View Blog Post
After implementing strings, I worked on implementing extractors. I found that Python actually provides several modules for extracting files. For example, with a instantiating an 'tarfile' object, we could extract files that end with .gz, .bz... Therefore, I modified extractor file, that if the system doesn't have processes like 'tar', 'unzip', it will use the python implemented method to extract target. This works for tar and zip, exe... Besides, for rpm and deb, I found that there is a package called libarchive, so I guess maybe we could use it. And in the following days of this week I will start implementing other extractors that python doesn't have a module to solve.
Right now I'm working on extracting cab files. I saw on github people have implemented such extractor in Python, so I will understand their code first and see what I could do (use it, rewrite it in C, etc...)
Week 3 (P2)
View Blog Post
Continued from the last time, I decided to implement the strings and files in C on Linux first. And I learnt a lot from this.
One thing is that how to extend C. So the entrance of the C program should be PyMODINIT_FUNC PyInit_modulename(void), python setuptools will recognize this, and then in the function, you should return an object called PyModule_Create(&modulename). the object is defined with a data structure called static struct PyModuleDef. In this, you will need to define the wrapper of python, the function table (similar as the call table in Linux kernel). This is really a briliant design since it considers all the object-oriented idea: encapsulation, inheritance and polymorphism. But the thing needs to notice is that there is a significant difference between python2 and python3 in terms of the implementation of this, so I decide to implement python3 version first since python2 is almost deprecated.
Another thing is the real implementation of strings and file. There are two difficulties that I have addressed. The first one is reading file. There is a slight difference between python and C. In C, firstly you need to get the file size and allocate memory for the array. And this could be dangerous since the memory might leak (maybe you forgot to free it after use). The second one is how do you iterate it after reading. This is trival but important. At first, I simply used strlen(buffer), but this is not correct. it should be the file length you got before. Another one important knowledge I learnt is the difference between char * and char array. We know that you could modify an array but not a char pointer. The reason is that char  will allocate a string on stack while char * will only create a pointer on stack and the string stores in data segment.
View Blog Post
Currently, I'm still working on implementing the extension of C.
The problem I met is that there is a significant difference between the extension on Windows and Linux while on PSF the instruction is mainly about Linux. For example, in the new .c file, on Linux platform I just need to declare the function and implemented, but on Windows, I need to create a new module called PyInit_, which is used for Windows compilers to identify python extension.
Besides, since I'm using visual studio to develop, there are some issues with the path.
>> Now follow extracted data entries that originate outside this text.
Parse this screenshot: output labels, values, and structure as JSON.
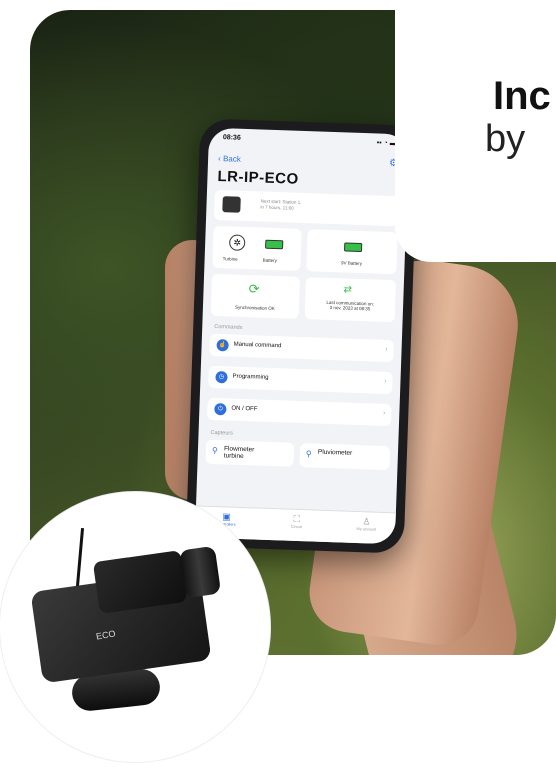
{
  "headline": {
    "line1": "Inc",
    "line2": "by"
  },
  "phone": {
    "time": "08:36",
    "back": "Back",
    "device_name": "LR-IP-ECO",
    "next_start": "Next start: Station 1,\nin 7 hours, 11:00",
    "status_cards": {
      "turbine": "Turbine",
      "battery": "Battery",
      "battery_9v": "9V Battery",
      "sync": "Synchronisation OK",
      "last_comm": "Last communication on:\n3 nov. 2023 at 08:35"
    },
    "commands_header": "Commands",
    "commands": [
      {
        "label": "Manual command"
      },
      {
        "label": "Programming"
      },
      {
        "label": "ON / OFF"
      }
    ],
    "sensors_header": "Capteurs",
    "sensors": [
      {
        "label": "Flowmeter\nturbine"
      },
      {
        "label": "Pluviometer"
      }
    ],
    "tabs": [
      {
        "label": "Controllers"
      },
      {
        "label": "Circuit"
      },
      {
        "label": "My account"
      }
    ]
  },
  "device": {
    "label": "ECO"
  },
  "colors": {
    "accent": "#2f6fdc",
    "ok": "#36c04a"
  }
}
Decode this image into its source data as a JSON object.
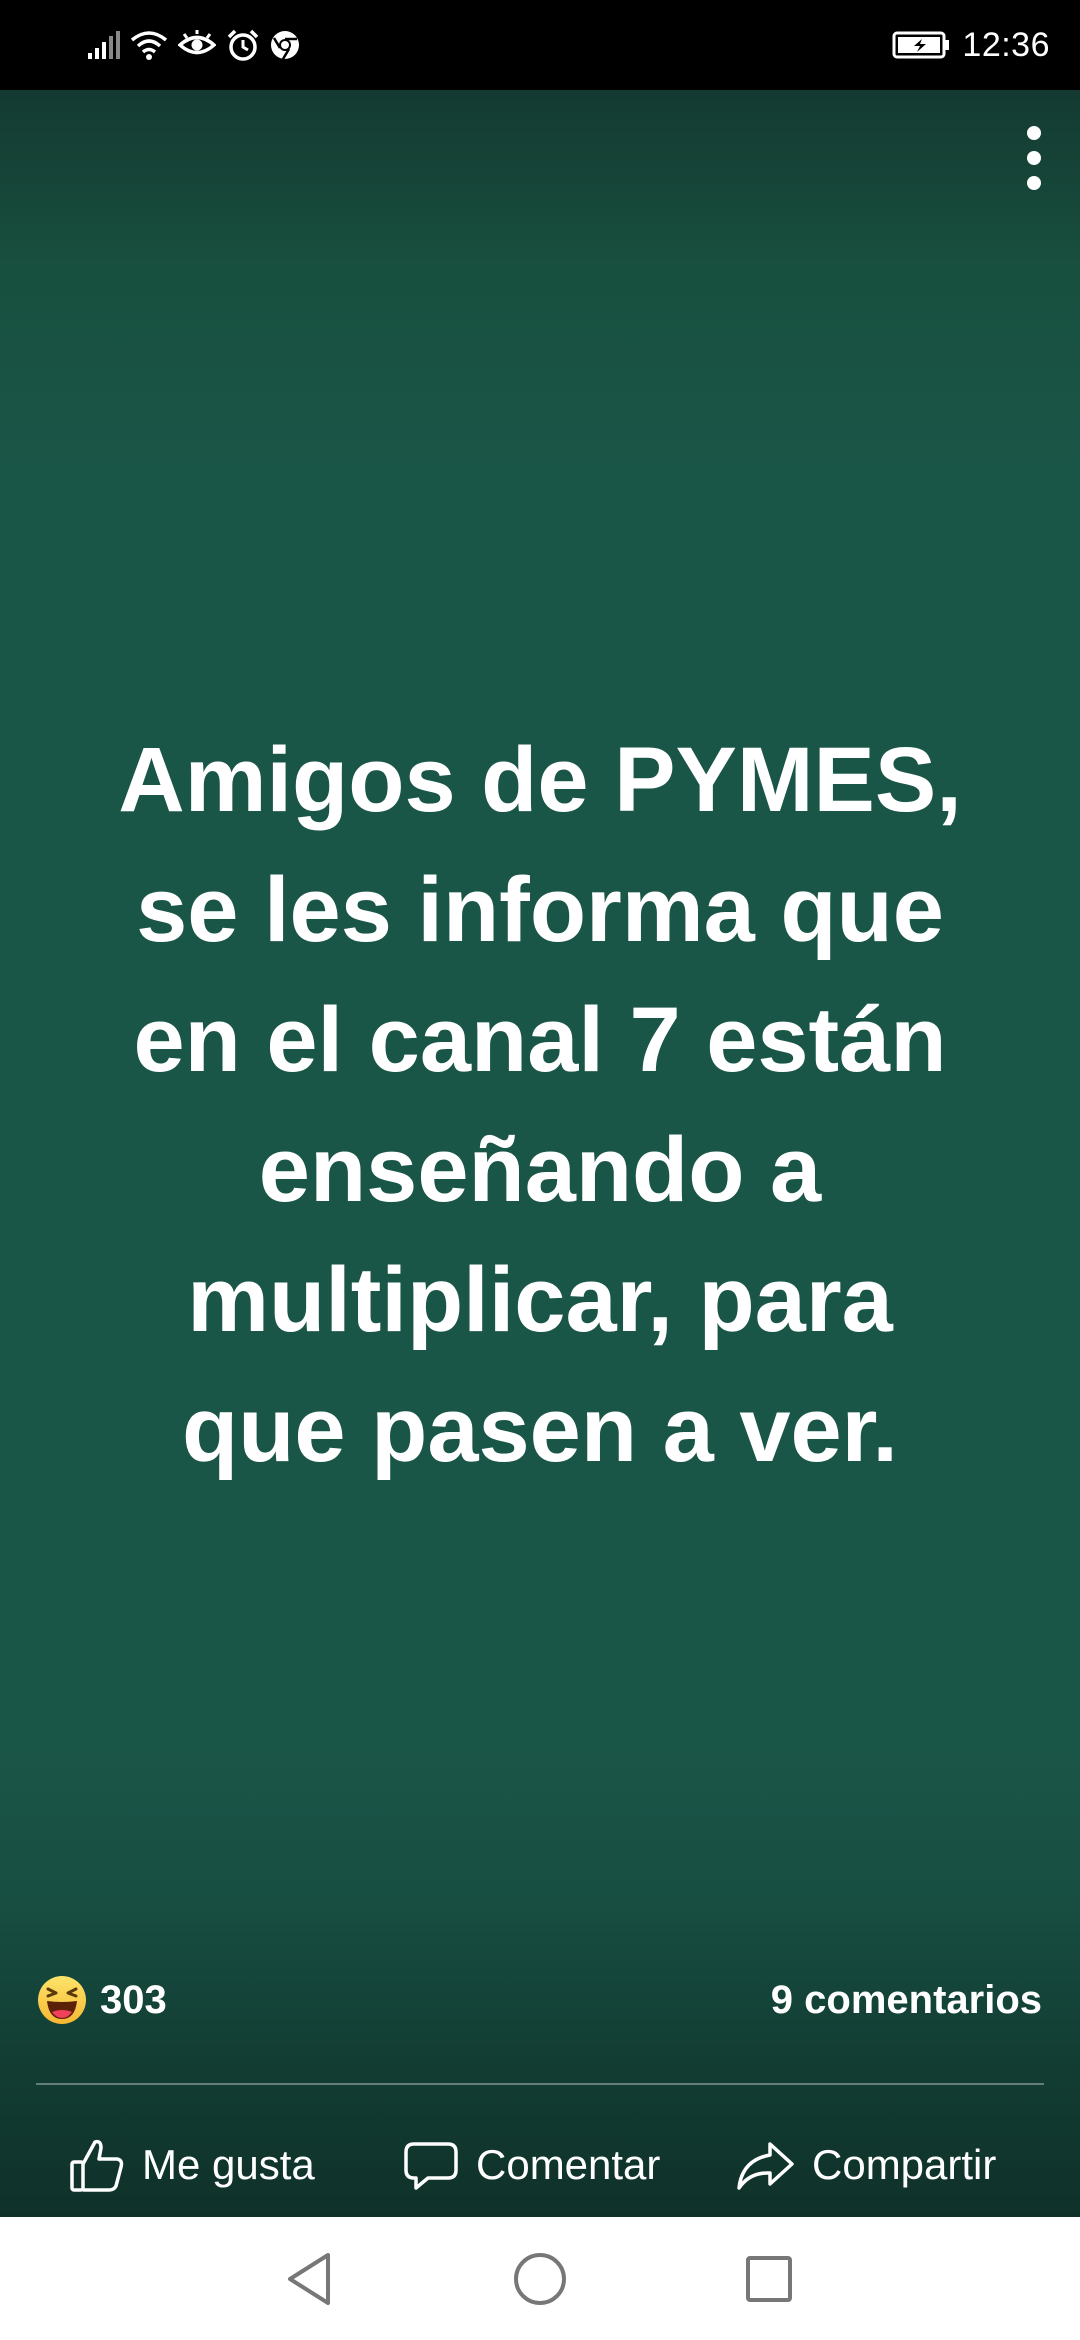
{
  "status_bar": {
    "time": "12:36",
    "icons": [
      "signal-icon",
      "wifi-icon",
      "eye-icon",
      "alarm-icon",
      "chrome-icon",
      "battery-charging-icon"
    ]
  },
  "post": {
    "text": "Amigos de PYMES,\nse les informa que\nen el canal 7 están\nenseñando a\nmultiplicar, para\nque pasen a ver.",
    "background_color": "#1a5648",
    "reaction_icon": "haha-emoji-icon",
    "reaction_count": "303",
    "comments_count": "9 comentarios"
  },
  "actions": {
    "like_label": "Me gusta",
    "comment_label": "Comentar",
    "share_label": "Compartir"
  },
  "nav_bar": {
    "buttons": [
      "back-icon",
      "home-icon",
      "recents-icon"
    ]
  }
}
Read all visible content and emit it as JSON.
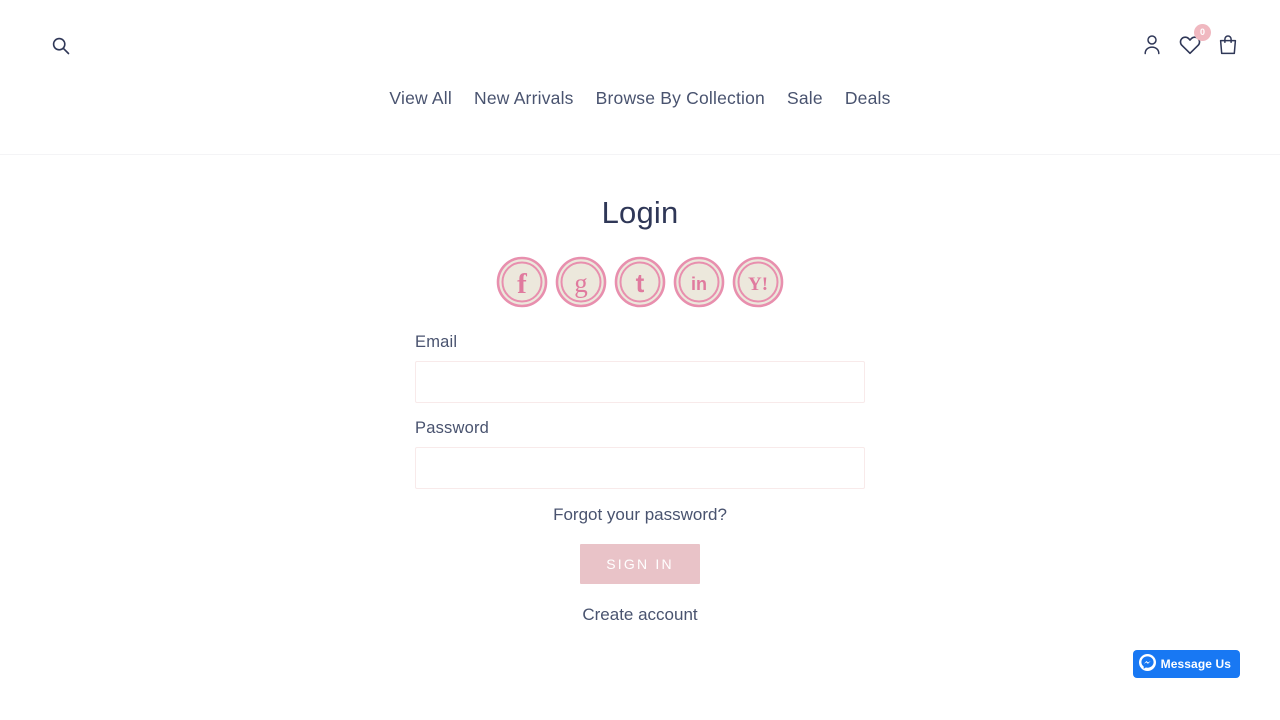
{
  "header": {
    "search_icon": "search-icon",
    "icons": [
      {
        "name": "account-icon",
        "label": "Account"
      },
      {
        "name": "wishlist-icon",
        "label": "Wishlist",
        "badge": "0"
      },
      {
        "name": "cart-icon",
        "label": "Cart"
      }
    ],
    "nav": [
      {
        "label": "View All"
      },
      {
        "label": "New Arrivals"
      },
      {
        "label": "Browse By Collection"
      },
      {
        "label": "Sale"
      },
      {
        "label": "Deals"
      }
    ]
  },
  "main": {
    "title": "Login",
    "social_logins": [
      {
        "name": "facebook-icon",
        "glyph": "f"
      },
      {
        "name": "google-icon",
        "glyph": "g"
      },
      {
        "name": "twitter-icon",
        "glyph": "t"
      },
      {
        "name": "linkedin-icon",
        "glyph": "in"
      },
      {
        "name": "yahoo-icon",
        "glyph": "Y!"
      }
    ],
    "email": {
      "label": "Email",
      "value": "",
      "placeholder": ""
    },
    "password": {
      "label": "Password",
      "value": "",
      "placeholder": ""
    },
    "forgot_link": "Forgot your password?",
    "signin_button": "SIGN IN",
    "create_link": "Create account"
  },
  "messenger": {
    "label": "Message Us",
    "icon": "messenger-icon"
  },
  "colors": {
    "text": "#49536f",
    "title": "#2f3757",
    "accent_pink": "#e9c3c8",
    "social_pink": "#e489a8",
    "badge_pink": "#f0b8c0",
    "input_border": "#f8eaea",
    "messenger_blue": "#1878f3"
  }
}
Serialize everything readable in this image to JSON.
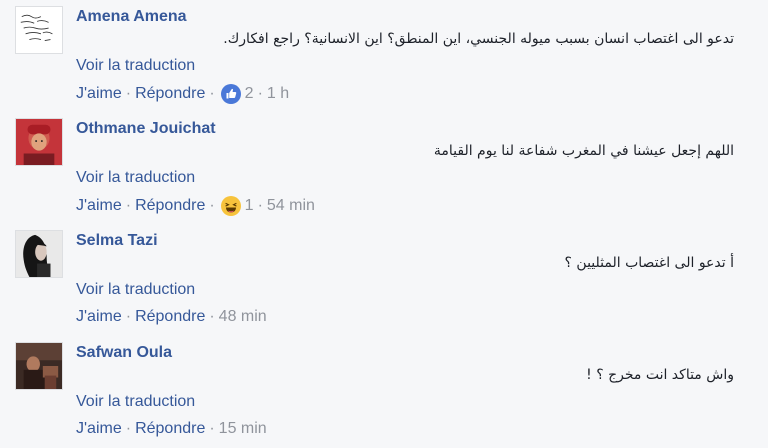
{
  "comments": [
    {
      "name": "Amena Amena",
      "text": "تدعو الى اغتصاب انسان بسبب ميوله الجنسي، اين المنطق؟ اين الانسانية؟ راجع افكارك.",
      "translate": "Voir la traduction",
      "like": "J'aime",
      "reply": "Répondre",
      "reaction_icon": "like-icon",
      "reaction_count": "2",
      "time": "1 h"
    },
    {
      "name": "Othmane Jouichat",
      "text": "اللهم إجعل عيشنا في المغرب شفاعة لنا يوم القيامة",
      "translate": "Voir la traduction",
      "like": "J'aime",
      "reply": "Répondre",
      "reaction_icon": "haha-icon",
      "reaction_count": "1",
      "time": "54 min"
    },
    {
      "name": "Selma Tazi",
      "text": "أ تدعو الى اغتصاب المثليين ؟",
      "translate": "Voir la traduction",
      "like": "J'aime",
      "reply": "Répondre",
      "time": "48 min"
    },
    {
      "name": "Safwan Oula",
      "text": "واش متاكد انت مخرج ؟ !",
      "translate": "Voir la traduction",
      "like": "J'aime",
      "reply": "Répondre",
      "time": "15 min"
    }
  ],
  "colors": {
    "link": "#365899",
    "meta": "#90949c",
    "text": "#1d2129",
    "background": "#f6f7f9"
  }
}
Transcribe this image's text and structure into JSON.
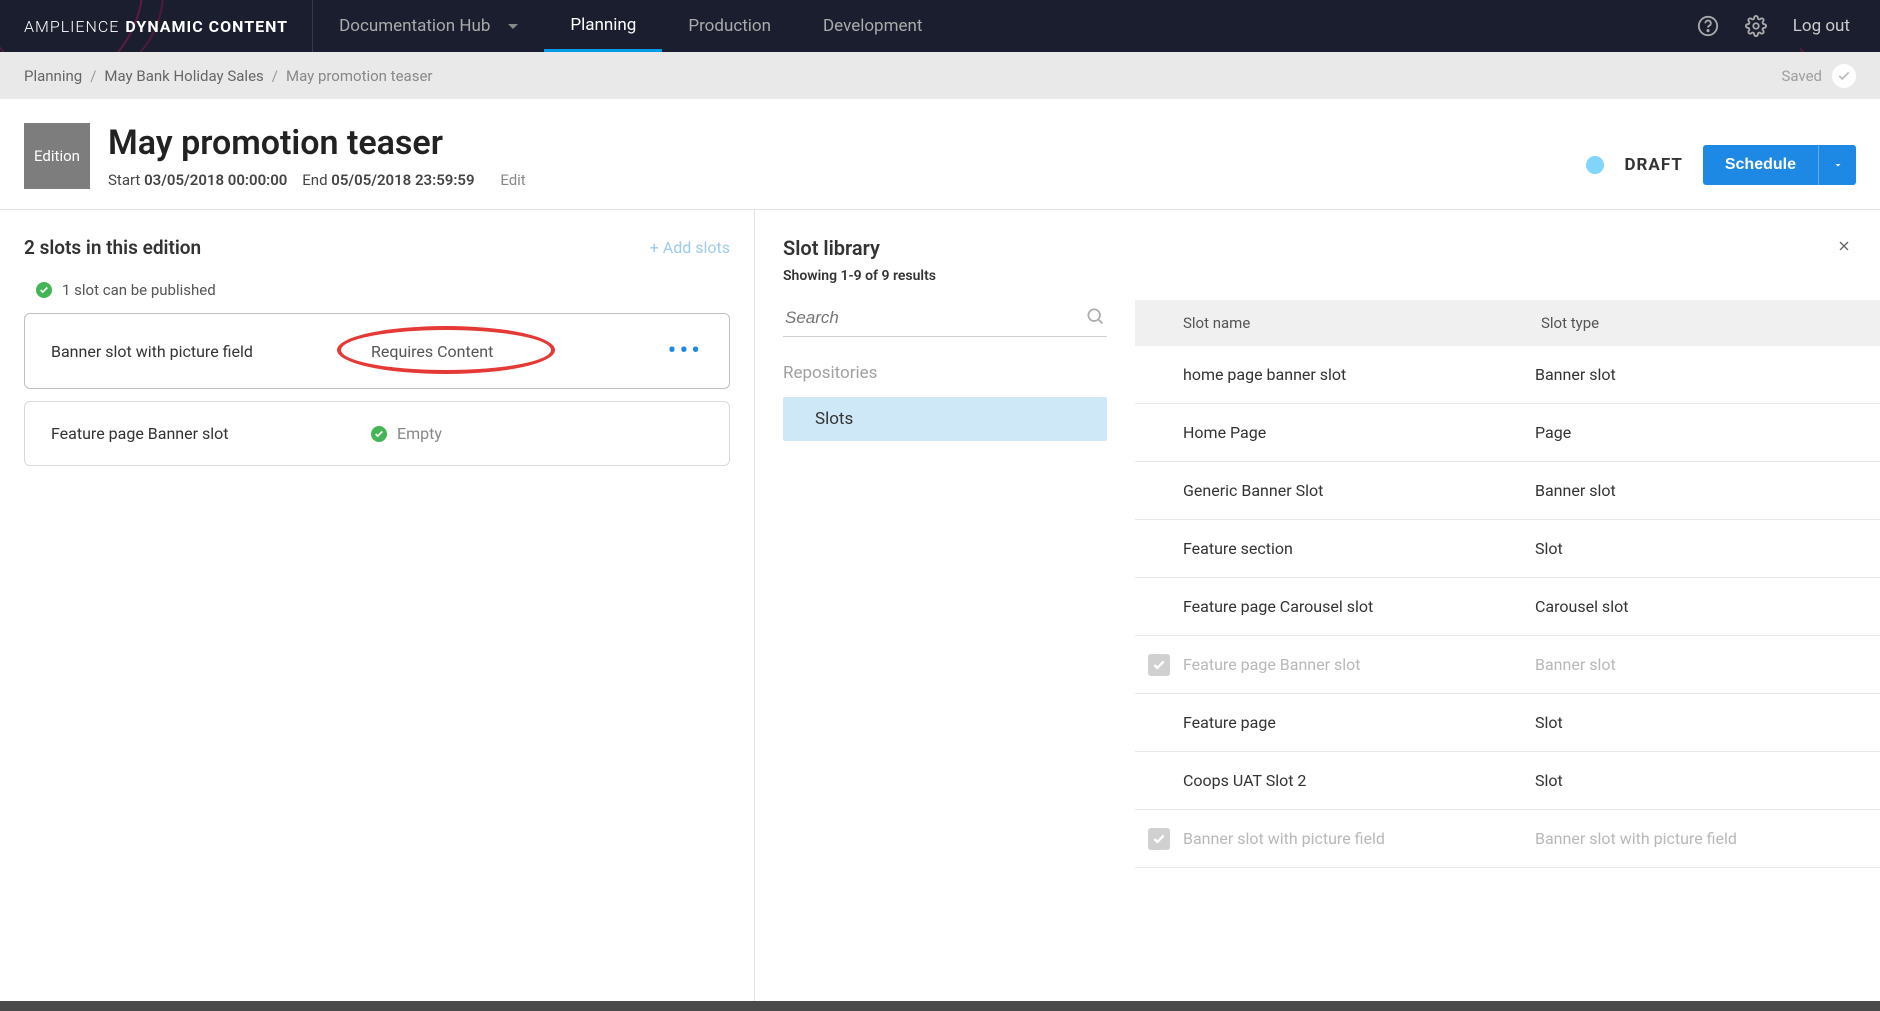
{
  "brand": {
    "a": "AMPLIENCE",
    "b": "DYNAMIC CONTENT"
  },
  "nav": {
    "doc_hub": "Documentation Hub",
    "planning": "Planning",
    "production": "Production",
    "development": "Development",
    "logout": "Log out"
  },
  "breadcrumb": {
    "a": "Planning",
    "b": "May Bank Holiday Sales",
    "c": "May promotion teaser",
    "saved": "Saved"
  },
  "edition_chip": "Edition",
  "title": "May promotion teaser",
  "times": {
    "start_lbl": "Start",
    "start_val": "03/05/2018 00:00:00",
    "end_lbl": "End",
    "end_val": "05/05/2018 23:59:59",
    "edit": "Edit"
  },
  "status": {
    "label": "DRAFT"
  },
  "schedule_btn": "Schedule",
  "left": {
    "heading": "2 slots in this edition",
    "add": "+ Add slots",
    "publish_note": "1 slot can be published",
    "slots": [
      {
        "name": "Banner slot with picture field",
        "status": "Requires Content",
        "kind": "requires"
      },
      {
        "name": "Feature page Banner slot",
        "status": "Empty",
        "kind": "empty"
      }
    ]
  },
  "lib": {
    "title": "Slot library",
    "sub": "Showing 1-9 of 9 results",
    "search_placeholder": "Search",
    "repos_label": "Repositories",
    "repo_item": "Slots",
    "th_name": "Slot name",
    "th_type": "Slot type",
    "rows": [
      {
        "name": "home page banner slot",
        "type": "Banner slot",
        "checked": false,
        "muted": false
      },
      {
        "name": "Home Page",
        "type": "Page",
        "checked": false,
        "muted": false
      },
      {
        "name": "Generic Banner Slot",
        "type": "Banner slot",
        "checked": false,
        "muted": false
      },
      {
        "name": "Feature section",
        "type": "Slot",
        "checked": false,
        "muted": false
      },
      {
        "name": "Feature page Carousel slot",
        "type": "Carousel slot",
        "checked": false,
        "muted": false
      },
      {
        "name": "Feature page Banner slot",
        "type": "Banner slot",
        "checked": true,
        "muted": true
      },
      {
        "name": "Feature page",
        "type": "Slot",
        "checked": false,
        "muted": false
      },
      {
        "name": "Coops UAT Slot 2",
        "type": "Slot",
        "checked": false,
        "muted": false
      },
      {
        "name": "Banner slot with picture field",
        "type": "Banner slot with picture field",
        "checked": true,
        "muted": true
      }
    ]
  }
}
But finally I found an instruction writen by official visual studio very helpful: https://docs.microsoft.com/en-us/visualstudio/python/working-with-c-cpp-python-in-visual-studio?view=vs-2019
I haven't talked to Terri and John yet, so I will leave this first and change it after the meeting.
View Blog Post
As described last week, this week I mainly focused on solving the environment setup and enhance the test files to support Windows commands. I have made a pull request at https://github.com/intel/cve-bin-tool/pull/146.
The thing that I did is that under Windows, the header (magic byte) of the compiled binary file is not same as it's in Linux, it is 'MZ\x90\x00'. Besides, the "rm" command should be replaced with "erase" under Windows.
In this week, I will try to rewrite "string" and "file" command in C and test them in both Linux and Windows. In Linux, I hope it could run the whole process and scan for different type of files like rpm, tar... And in Windows, since extractor is not implemented, I will just test its parsing functionality. After that, I will start implementing the extractor under Windows, the first goal would be zip. Some test cases are need, ideally would be curl. The problem that I might encounter is how to extend Python with C. There are two ways but I'm not sure which one would be ideal. I asked John for his help, so I might wait for him first.
View Blog Post
It's a great pleasure to work on this project! I talked to Terri and we fixed down this week's plan.
Earlier in this week, I set up the Windows environment for the binary tool, like installed Mingw for gcc, make, and some python modules. In the following days, I will work on comping up with Windows test cases. In addition, when I was testing the program, I found that previously it is using many subprocess calls like "rm", which is not compatible in Windows. Therefore, it would be ideal to modify those test files. My idea is to make an abstract test class first, and then when user runs the test, it will check the operating system first, and then decide to extend the subclass to test, which is exactly like the factory mode in design pattern.
Besides, we talked about future plans. Both we decide to keep the plan in proposal first, and we could adjust the plan according to needs. And the priority of the task might be changed since some tasks are not important like extracting an rpm file on Windows.
In the nutshell, I'm really excited! Definitely going to do a good job on this!